In the follow-up with OMT (>3 months) proposed in the work of Kreibich et al. and concordant with the previous literature: partial or absent thrombosis of the false lumen, greater length of dissection extension, greater amount of communications between lumens (this criterion has not been constant in the literature or has been considered a protective factor), greater proximity of the entry door to the left subclavian artery, size of the entry door >10 mm and location on the lesser curvature (although these last ones were not significant in the work of Kreibich et al.), larger diameters of thoracic and abdominal aorta with a cut-off point at 45 mm (other works have suggested 40 mm), non-A non-B dissection (entry door in the aortic arch) and diameter of the false lumen >22 mm.
The number of predictors makes one consider the almost oxymoron “dissection” and “uncomplicated”. Indeed, this justifies that in a third of the patients a conservative strategy is not enough, and its perpetuation, harmful. After all, OMT only delays the natural evolution of the disease; TEVAR achieves a high rate of correction with a favorable risk/benefit balance thanks to the advancement of technology and the experience of the teams.
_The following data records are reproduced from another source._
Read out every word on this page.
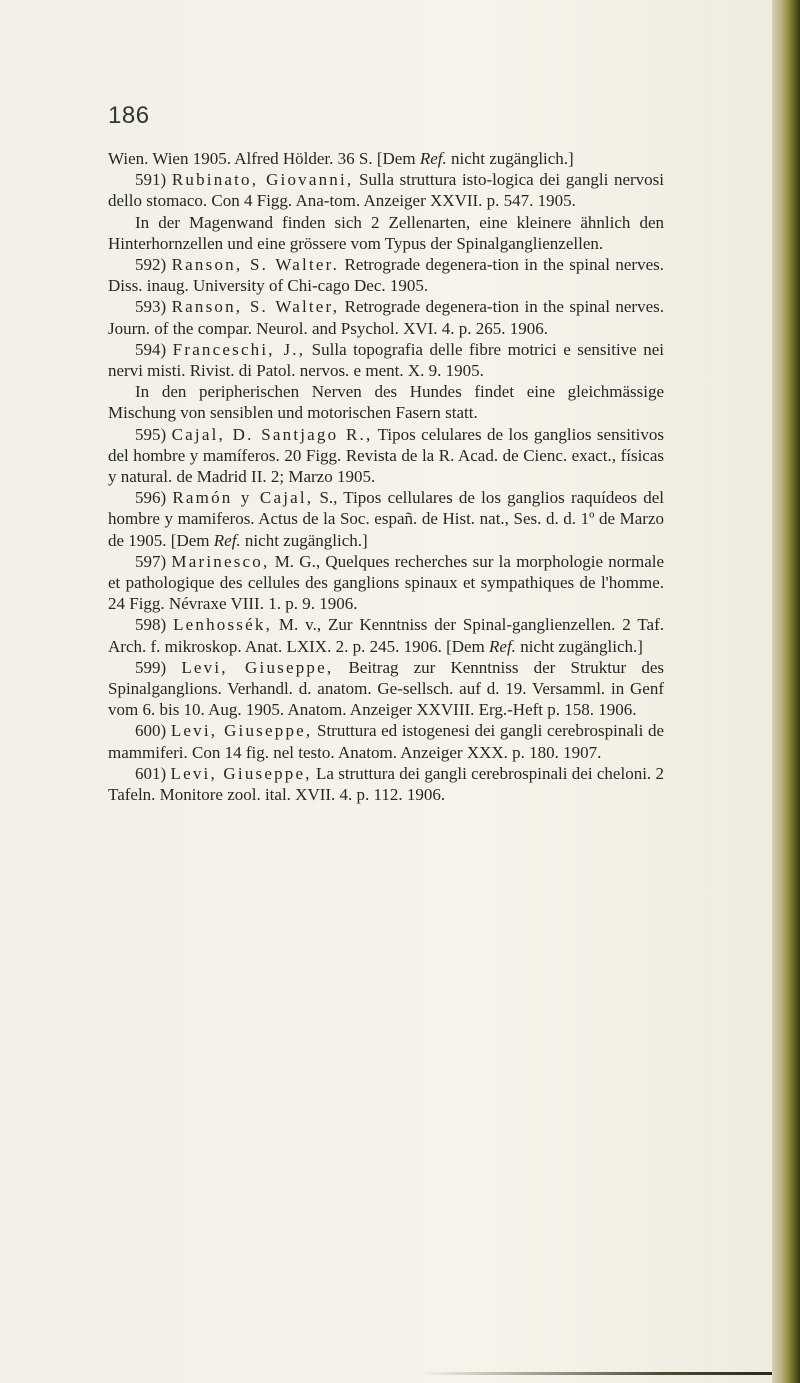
186

Wien. Wien 1905. Alfred Hölder. 36 S. [Dem Ref. nicht zugänglich.]

591) Rubinato, Giovanni, Sulla struttura isto-logica dei gangli nervosi dello stomaco. Con 4 Figg. Ana-tom. Anzeiger XXVII. p. 547. 1905.

In der Magenwand finden sich 2 Zellenarten, eine kleinere ähnlich den Hinterhornzellen und eine grössere vom Typus der Spinalganglienzellen.

592) Ranson, S. Walter. Retrograde degenera-tion in the spinal nerves. Diss. inaug. University of Chi-cago Dec. 1905.

593) Ranson, S. Walter, Retrograde degenera-tion in the spinal nerves. Journ. of the compar. Neurol. and Psychol. XVI. 4. p. 265. 1906.

594) Franceschi, J., Sulla topografia delle fibre motrici e sensitive nei nervi misti. Rivist. di Patol. nervos. e ment. X. 9. 1905.

In den peripherischen Nerven des Hundes findet eine gleichmässige Mischung von sensiblen und motorischen Fasern statt.

595) Cajal, D. Santjago R., Tipos celulares de los ganglios sensitivos del hombre y mamíferos. 20 Figg. Revista de la R. Acad. de Cienc. exact., físicas y natural. de Madrid II. 2; Marzo 1905.

596) Ramón y Cajal, S., Tipos cellulares de los ganglios raquídeos del hombre y mamiferos. Actus de la Soc. españ. de Hist. nat., Ses. d. d. 1º de Marzo de 1905. [Dem Ref. nicht zugänglich.]

597) Marinesco, M. G., Quelques recherches sur la morphologie normale et pathologique des cellules des ganglions spinaux et sympathiques de l'homme. 24 Figg. Névraxe VIII. 1. p. 9. 1906.

598) Lenhossék, M. v., Zur Kenntniss der Spinal-ganglienzellen. 2 Taf. Arch. f. mikroskop. Anat. LXIX. 2. p. 245. 1906. [Dem Ref. nicht zugänglich.]

599) Levi, Giuseppe, Beitrag zur Kenntniss der Struktur des Spinalganglions. Verhandl. d. anatom. Ge-sellsch. auf d. 19. Versamml. in Genf vom 6. bis 10. Aug. 1905. Anatom. Anzeiger XXVIII. Erg.-Heft p. 158. 1906.

600) Levi, Giuseppe, Struttura ed istogenesi dei gangli cerebrospinali de mammiferi. Con 14 fig. nel testo. Anatom. Anzeiger XXX. p. 180. 1907.

601) Levi, Giuseppe, La struttura dei gangli cerebrospinali dei cheloni. 2 Tafeln. Monitore zool. ital. XVII. 4. p. 112. 1906.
Therefore, that procedure still assigned to a class of evidence IIb, conceived as prophylactic, probably has to be reconsidered in the therapeutic algorithm of these patients, apparently, uncomplicated.

REFERENCE:

Kreibich M, Siepe M, Berger T, Beyersdorf F, Soschynski M, Schlett CL, et al. Intervention rates and outcomes in medically managed uncomplicated descending thoracic aortic dissections. J Thorac Cardiovasc Surg. 2021 Apr 27(21)00729-7. doi: 10.1016/j.jtcvs.2021.03.126.